En la imagen se observa una situación típica de vientos alisios (NE) en las Islas Canarias. Estos vientos son normalmente suaves y húmedos, de ahí la gran cantidad de nubosidad mostrada.

Lo primero que quiero mostrar es el efecto de cuña que se produce en las nubes por la acción de las islas. Este efecto se muestra muy claramente en las islas de Lanzarote y Fuerteventura, Gran Canaria y Tenerife. se puede observar como la nubosidad lelga a las islas por el NE y se separa de ellas, como si fuera una conda de choque, o la estela de un barco.


Otro efecto es el conocido como Mar de Nubes, que se da en las islas más altas y húmedas. El mar de nubes se produce, en las Canarias, cuando los alisios húmedos que viajan a baja altitud (en torno a los 1000m) chocan contra las islas, que hacen que se retenga la nubosidad. Como en el caso del mensaje anterior, los alisios al intentar elevarse para superar la isla se encuentran con aire más frío pero, al contrario que antes, también mucho más seco. Esto hace que las nubes en la parte alta queden como cortadas a cuchillo.

El hecho de que se forme un mar de nubes produce varias consecuencias. La temperatura bajo la capa nubosa se mantiene fresca, mientras que por encima de ella puede aumentar, produciéndose lo que se denomina inversión térmica, donde la temperatura de una capa de la troposfera es menor que la de la capa superior.

Otra consecuencia es la denominada lluvia horizontal, que no es más que la absorción por parte de las plantas y el sustrato de la humedad contenida en la niebla o mar de nubes. Esto hace que la zona norte de las medianías de las islas más altas sean la zona más humeda del archipiélago.


Por último quiero mostrar el efecto que se produce en la zona de sotavento de las islas. En la imagen anterior podemos observar, al SW de las islas de Gran Canaria y Tenerife, cómo las nubes toman una estructura serpenteante. Esto se produce porque el viento rodea el obstáculo y al pasarlo debe volver a su lugar, lo que hace que quede vibrando en el plano horizontal y formando esa estructura. Pueden encontrarse hasta una serie de remolinos a sotavento de las islas (alguno llega a observarse en la imagen anterior).

----------


## FEDE

Gracias Luján, por las explicaciones.

Un saludo  :Smile:

----------


## Antonio Callejas

Hola a todos.
¡¡Señor que hombre éste Luján.... sabe de tó!!  :EEK!: 
Un saludo
Antonio

----------


## Luján

> Hola a todos.
> ¡¡Señor que hombre éste Luján.... sabe de tó!! 
> Un saludo
> Antonio


No es para tanto. Como decía el gran filósofo Sócrates: Solo sé que no sé nada.

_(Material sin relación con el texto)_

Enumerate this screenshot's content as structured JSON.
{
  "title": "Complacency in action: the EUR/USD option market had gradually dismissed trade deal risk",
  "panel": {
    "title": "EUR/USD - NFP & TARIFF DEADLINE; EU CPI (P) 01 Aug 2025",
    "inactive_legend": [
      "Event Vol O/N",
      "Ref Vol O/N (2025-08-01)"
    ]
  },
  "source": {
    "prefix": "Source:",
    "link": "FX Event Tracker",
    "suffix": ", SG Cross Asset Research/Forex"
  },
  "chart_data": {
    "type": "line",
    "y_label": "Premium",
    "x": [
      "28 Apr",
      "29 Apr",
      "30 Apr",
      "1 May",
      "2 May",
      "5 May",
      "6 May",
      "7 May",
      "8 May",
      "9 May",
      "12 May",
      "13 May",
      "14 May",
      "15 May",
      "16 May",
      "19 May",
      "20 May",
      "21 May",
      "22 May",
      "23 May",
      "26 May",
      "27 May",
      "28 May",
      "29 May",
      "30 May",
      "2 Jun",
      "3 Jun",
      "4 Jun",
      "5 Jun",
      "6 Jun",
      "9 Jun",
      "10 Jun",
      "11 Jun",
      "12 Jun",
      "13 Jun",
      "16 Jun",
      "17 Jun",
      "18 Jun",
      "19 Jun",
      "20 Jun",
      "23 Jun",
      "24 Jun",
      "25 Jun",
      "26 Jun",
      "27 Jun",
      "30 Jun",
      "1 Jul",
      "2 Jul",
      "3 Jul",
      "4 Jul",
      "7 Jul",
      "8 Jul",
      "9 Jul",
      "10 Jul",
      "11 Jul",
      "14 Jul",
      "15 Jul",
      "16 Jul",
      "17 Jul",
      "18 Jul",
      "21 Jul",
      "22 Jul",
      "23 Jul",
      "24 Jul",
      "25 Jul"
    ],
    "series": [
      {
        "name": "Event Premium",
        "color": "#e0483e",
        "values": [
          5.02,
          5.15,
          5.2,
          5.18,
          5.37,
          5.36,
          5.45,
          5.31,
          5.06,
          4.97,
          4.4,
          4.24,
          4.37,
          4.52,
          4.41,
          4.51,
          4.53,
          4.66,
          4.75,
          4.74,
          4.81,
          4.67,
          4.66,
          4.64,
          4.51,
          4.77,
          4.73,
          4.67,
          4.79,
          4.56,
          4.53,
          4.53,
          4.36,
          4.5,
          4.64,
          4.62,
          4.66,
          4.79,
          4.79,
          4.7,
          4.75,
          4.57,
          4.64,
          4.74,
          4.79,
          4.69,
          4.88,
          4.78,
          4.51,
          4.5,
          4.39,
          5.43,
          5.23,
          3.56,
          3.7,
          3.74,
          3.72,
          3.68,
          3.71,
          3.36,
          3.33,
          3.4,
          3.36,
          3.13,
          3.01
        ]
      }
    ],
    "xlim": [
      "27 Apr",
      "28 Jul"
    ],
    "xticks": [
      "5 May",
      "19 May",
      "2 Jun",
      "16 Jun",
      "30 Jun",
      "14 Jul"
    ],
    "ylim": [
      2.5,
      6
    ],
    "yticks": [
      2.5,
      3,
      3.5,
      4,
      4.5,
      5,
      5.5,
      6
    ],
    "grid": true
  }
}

Yo soy como el dicho popular: Aprendiz de todo, maestro de nada.

----------


## Luján

Siguiendo con las nubes afectadas por viento, pongo esta imagen de ayer 31/3/2010, también del satélite Terra de la NASA.



En este caso quiero enseñar las nubes altas, formadas por cristales de hielo, que se observan sobre el sur y este de la península.

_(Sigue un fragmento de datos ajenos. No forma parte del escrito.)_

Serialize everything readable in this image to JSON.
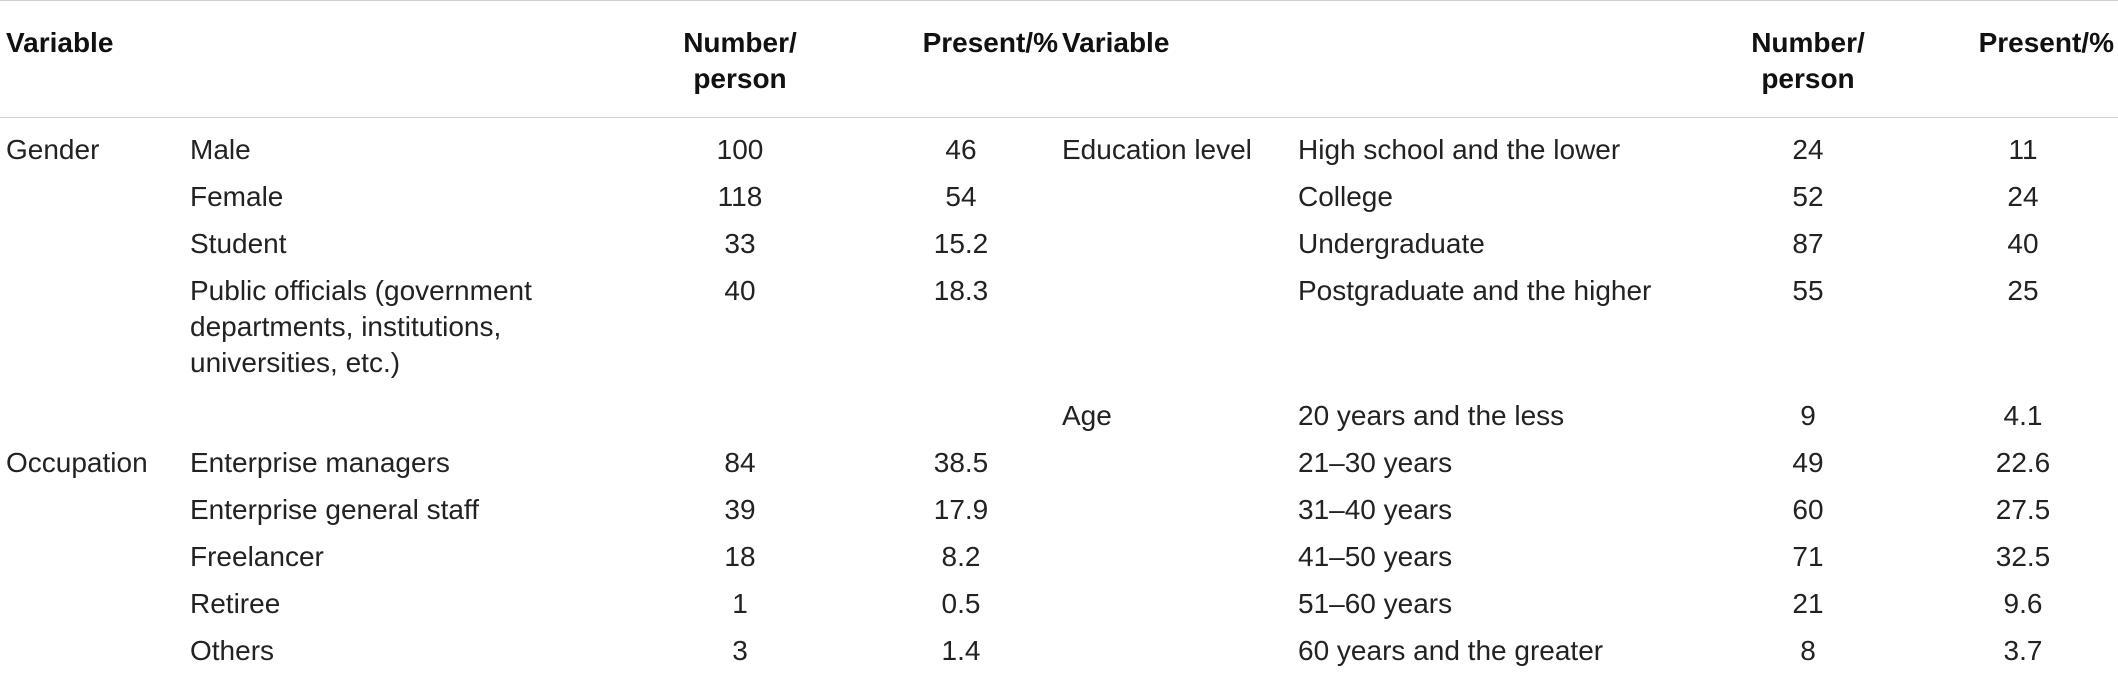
{
  "table": {
    "header": {
      "variable_left": "Variable",
      "number_left_1": "Number/",
      "number_left_2": "person",
      "present_left": "Present/%",
      "variable_right": "Variable",
      "number_right_1": "Number/",
      "number_right_2": "person",
      "present_right": "Present/%"
    },
    "rows": [
      {
        "lv": "Gender",
        "lc": "Male",
        "ln": "100",
        "lp": "46",
        "rv": "Education level",
        "rc": "High school and the lower",
        "rn": "24",
        "rp": "11"
      },
      {
        "lv": "",
        "lc": "Female",
        "ln": "118",
        "lp": "54",
        "rv": "",
        "rc": "College",
        "rn": "52",
        "rp": "24"
      },
      {
        "lv": "",
        "lc": "Student",
        "ln": "33",
        "lp": "15.2",
        "rv": "",
        "rc": "Undergraduate",
        "rn": "87",
        "rp": "40"
      },
      {
        "lv": "",
        "lc_1": "Public officials (government",
        "lc_2": "departments, institutions,",
        "lc_3": "universities, etc.)",
        "ln": "40",
        "lp": "18.3",
        "rv": "",
        "rc": "Postgraduate and the higher",
        "rn": "55",
        "rp": "25"
      },
      {
        "lv": "",
        "lc": "",
        "ln": "",
        "lp": "",
        "rv": "Age",
        "rc": "20 years and the less",
        "rn": "9",
        "rp": "4.1"
      },
      {
        "lv": "Occupation",
        "lc": "Enterprise managers",
        "ln": "84",
        "lp": "38.5",
        "rv": "",
        "rc": "21–30 years",
        "rn": "49",
        "rp": "22.6"
      },
      {
        "lv": "",
        "lc": "Enterprise general staff",
        "ln": "39",
        "lp": "17.9",
        "rv": "",
        "rc": "31–40 years",
        "rn": "60",
        "rp": "27.5"
      },
      {
        "lv": "",
        "lc": "Freelancer",
        "ln": "18",
        "lp": "8.2",
        "rv": "",
        "rc": "41–50 years",
        "rn": "71",
        "rp": "32.5"
      },
      {
        "lv": "",
        "lc": "Retiree",
        "ln": "1",
        "lp": "0.5",
        "rv": "",
        "rc": "51–60 years",
        "rn": "21",
        "rp": "9.6"
      },
      {
        "lv": "",
        "lc": "Others",
        "ln": "3",
        "lp": "1.4",
        "rv": "",
        "rc": "60 years and the greater",
        "rn": "8",
        "rp": "3.7"
      }
    ]
  }
}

Estas nubes se encuentran así de estiradas por un fuerte viento en altura paralelo a ellas, lo que da a entender que en capas altas de la troposfera el viento ayer era muy fuerte y del SW.

Ahora la imagen a color real:

----------


## Luján

En este hilo estoy intentando poner la identificación de ciertas estructuras nubosas y otras cosas que se pueden observar con los satélites meteorológicos.

Para que sean entendibles por todos los mortales he tratado de eliminar términos complicados o desconocidos para la mayoría del público, así trato de evitar hablar de cúmulos, cumulonimbus, estratos, cirros, etc.

Espero que así resulte más sencillo entender lo que quiero decir y que los aficionados y profesionales de la meteorología sepan comprender la ausencia de estos y otros términos.

----------


## ben-amar

> No es para tanto. Como decía el gran filósofo Sócrates: Solo sé que no sé nada.
> 
> Yo soy como el dicho popular: Aprendiz de todo, maestro de nada.


Con el objeto de aprender, no solo ver el estado de los embalses, entre en este foro y cada día que pasa constato que no me equivoqué. Gracias Lujan por compartir tus conocimientos. Muy amenos ademas con esas fotos. :Roll Eyes (Sarcastic):

----------